On Refactoring

Do you clean your home? Do you take your rubbish out? Have a tidy up? When it’s aged do you redecorate? When your needs change do you remodel?

Why? Things get used, your needs change over time… you need to keep a mental model of where things are so you can find them. When you stop using things you have a clear out; A spring clean.

The same needs to happen with your code.

Software Developers/Engineers understand this but often fail to get the message across to management, marketing, whoever is pulling the strings. They fail to understand the need to refactor and do some “housekeeping”.

I was recently told in a training session:

“For every twenty lines of code there is 1 bug”, and “every four to six week refactor for 1 week”.

That last one I could really get behind. The problem is your software is working. That one bug is probably obscure, an edge case that didn’t crop up in testing; or it was observed but was so hard to reproduce that it slipped through the gaps – and the clock is ticking, time is money. Release early, remember!

Often we release early and everyone is happy – except the devs – they receive their praise “hooray, you got it out, have a beer!”, but they’re not satisfied; it’s not quite right, it could be more efficient, that bit could really do with a refactor. They told the management too, “once we’ve done this we need a bit of time to sort it out”. “Of course!” Said the management. But the management, even with their good intentions are already thinking about the next thing. New demands and deadlines start appearing, and that refactor…?

There’s a missing understanding. That absolute need to refactor, to rip out old code, all the maintenance tasks are required to stop the product from being painted into a corner. They’re required not just for the product itself to keep running, to be adaptable to future feature requests, but also for the wellbeing of the devs. That ever increasing load of “we must remember to do that”, “how did that feature work again?”, and most of all “why is this here? I don’t think it’s used anymore but I’m too afraid to remove it” takes its toll. It’s mentally tiring. Fitting in the secret refactors and fixes on other tasks – just to get them done is a bad way to tackle it. There’s no transparency and you’re masking the problem. And worst of all it makes developers leave. They become tired and wary. Onto the next place that promises to do things properly.

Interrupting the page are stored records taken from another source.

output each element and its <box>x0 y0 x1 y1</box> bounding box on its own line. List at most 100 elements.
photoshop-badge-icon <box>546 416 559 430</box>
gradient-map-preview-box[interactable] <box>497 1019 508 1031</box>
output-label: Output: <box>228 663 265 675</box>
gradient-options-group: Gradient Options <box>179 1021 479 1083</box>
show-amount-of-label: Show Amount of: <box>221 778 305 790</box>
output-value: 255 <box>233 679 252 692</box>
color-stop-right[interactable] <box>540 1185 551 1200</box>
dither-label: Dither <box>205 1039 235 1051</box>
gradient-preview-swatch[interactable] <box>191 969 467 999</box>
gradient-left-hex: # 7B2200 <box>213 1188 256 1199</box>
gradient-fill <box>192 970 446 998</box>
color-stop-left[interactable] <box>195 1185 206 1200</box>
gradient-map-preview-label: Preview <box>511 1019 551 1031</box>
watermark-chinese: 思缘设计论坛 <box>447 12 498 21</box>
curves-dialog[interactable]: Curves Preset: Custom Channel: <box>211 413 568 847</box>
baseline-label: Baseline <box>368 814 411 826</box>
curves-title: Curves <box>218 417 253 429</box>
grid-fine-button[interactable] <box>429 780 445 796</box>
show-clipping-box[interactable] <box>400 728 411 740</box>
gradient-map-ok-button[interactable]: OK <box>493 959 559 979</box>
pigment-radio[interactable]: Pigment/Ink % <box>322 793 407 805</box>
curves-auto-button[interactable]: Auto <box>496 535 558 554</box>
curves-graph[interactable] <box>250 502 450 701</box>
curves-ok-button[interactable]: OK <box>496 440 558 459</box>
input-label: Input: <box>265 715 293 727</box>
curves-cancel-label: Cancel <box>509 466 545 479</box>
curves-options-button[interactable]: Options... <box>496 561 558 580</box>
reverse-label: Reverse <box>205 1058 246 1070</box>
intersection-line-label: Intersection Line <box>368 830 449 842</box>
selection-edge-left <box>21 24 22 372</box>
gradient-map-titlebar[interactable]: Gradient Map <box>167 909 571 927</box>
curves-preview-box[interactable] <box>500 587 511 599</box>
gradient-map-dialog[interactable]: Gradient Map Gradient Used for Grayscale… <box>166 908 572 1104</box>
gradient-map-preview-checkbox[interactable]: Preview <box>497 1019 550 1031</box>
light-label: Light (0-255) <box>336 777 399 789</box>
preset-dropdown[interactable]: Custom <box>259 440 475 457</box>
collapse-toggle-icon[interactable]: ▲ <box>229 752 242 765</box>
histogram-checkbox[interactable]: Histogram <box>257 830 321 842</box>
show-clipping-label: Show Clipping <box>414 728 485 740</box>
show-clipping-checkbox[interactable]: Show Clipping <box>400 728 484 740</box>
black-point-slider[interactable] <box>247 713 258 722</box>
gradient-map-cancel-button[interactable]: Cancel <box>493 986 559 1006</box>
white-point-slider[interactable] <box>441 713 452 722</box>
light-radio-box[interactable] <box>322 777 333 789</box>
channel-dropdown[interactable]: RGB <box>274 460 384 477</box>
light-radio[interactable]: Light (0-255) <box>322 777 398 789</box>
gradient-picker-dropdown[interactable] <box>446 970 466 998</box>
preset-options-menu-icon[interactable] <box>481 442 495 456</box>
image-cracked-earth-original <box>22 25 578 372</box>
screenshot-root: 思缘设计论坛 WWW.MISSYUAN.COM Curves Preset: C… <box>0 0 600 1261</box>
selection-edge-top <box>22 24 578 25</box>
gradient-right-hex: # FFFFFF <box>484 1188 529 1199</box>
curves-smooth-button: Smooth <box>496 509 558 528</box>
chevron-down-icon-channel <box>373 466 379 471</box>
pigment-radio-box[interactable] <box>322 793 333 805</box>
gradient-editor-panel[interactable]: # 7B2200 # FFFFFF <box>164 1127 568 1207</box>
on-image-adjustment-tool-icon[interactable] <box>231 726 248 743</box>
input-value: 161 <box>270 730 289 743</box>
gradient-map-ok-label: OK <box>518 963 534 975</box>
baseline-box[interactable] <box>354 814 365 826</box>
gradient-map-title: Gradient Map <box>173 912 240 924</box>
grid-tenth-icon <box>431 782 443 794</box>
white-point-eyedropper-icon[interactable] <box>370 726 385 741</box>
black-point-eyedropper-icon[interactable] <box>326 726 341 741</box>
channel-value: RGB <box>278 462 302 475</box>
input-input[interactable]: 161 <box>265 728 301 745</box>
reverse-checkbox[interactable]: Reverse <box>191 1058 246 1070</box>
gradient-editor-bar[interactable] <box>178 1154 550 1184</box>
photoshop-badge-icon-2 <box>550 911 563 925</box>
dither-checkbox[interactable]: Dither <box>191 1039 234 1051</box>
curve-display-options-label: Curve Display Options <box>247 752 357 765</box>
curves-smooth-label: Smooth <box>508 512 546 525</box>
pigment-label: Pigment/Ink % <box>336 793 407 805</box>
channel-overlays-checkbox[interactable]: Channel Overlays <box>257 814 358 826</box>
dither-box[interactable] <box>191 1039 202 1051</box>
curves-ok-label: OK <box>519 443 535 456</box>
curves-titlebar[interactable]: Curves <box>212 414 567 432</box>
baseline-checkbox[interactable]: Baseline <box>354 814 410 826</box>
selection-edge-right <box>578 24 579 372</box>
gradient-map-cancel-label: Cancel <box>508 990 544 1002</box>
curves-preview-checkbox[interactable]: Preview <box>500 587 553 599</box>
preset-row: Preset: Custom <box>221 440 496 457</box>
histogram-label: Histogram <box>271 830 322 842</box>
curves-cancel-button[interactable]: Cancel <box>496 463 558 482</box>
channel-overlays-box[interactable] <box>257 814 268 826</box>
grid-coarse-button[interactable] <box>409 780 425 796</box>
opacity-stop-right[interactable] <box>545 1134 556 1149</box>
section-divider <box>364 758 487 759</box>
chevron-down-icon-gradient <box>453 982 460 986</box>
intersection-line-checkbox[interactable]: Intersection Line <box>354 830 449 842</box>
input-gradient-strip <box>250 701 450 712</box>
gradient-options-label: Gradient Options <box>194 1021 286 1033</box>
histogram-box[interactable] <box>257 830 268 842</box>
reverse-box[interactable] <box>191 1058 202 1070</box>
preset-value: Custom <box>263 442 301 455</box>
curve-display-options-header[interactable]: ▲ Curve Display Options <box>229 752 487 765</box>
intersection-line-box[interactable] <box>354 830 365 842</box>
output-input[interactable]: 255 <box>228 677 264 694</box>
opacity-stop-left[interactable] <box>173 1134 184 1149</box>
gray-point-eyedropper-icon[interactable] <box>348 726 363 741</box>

What’s the answer? Keep driving the message home? Metaphor after metaphor – like the openings of this post. But there are only so many ways to say the same thing. If the management isn’t on board with removing technical debt the management isn’t on board with having a quality product. Of course there’s going to be compromise, devs do have to be kept in line because nothing is ever finished, but take the time to listen. If you don’t your product will start to crack and before you know it you’ll need a rebuild. A rebuild that could have been an evolution of your existing product because the core of it, the foundations, was stable.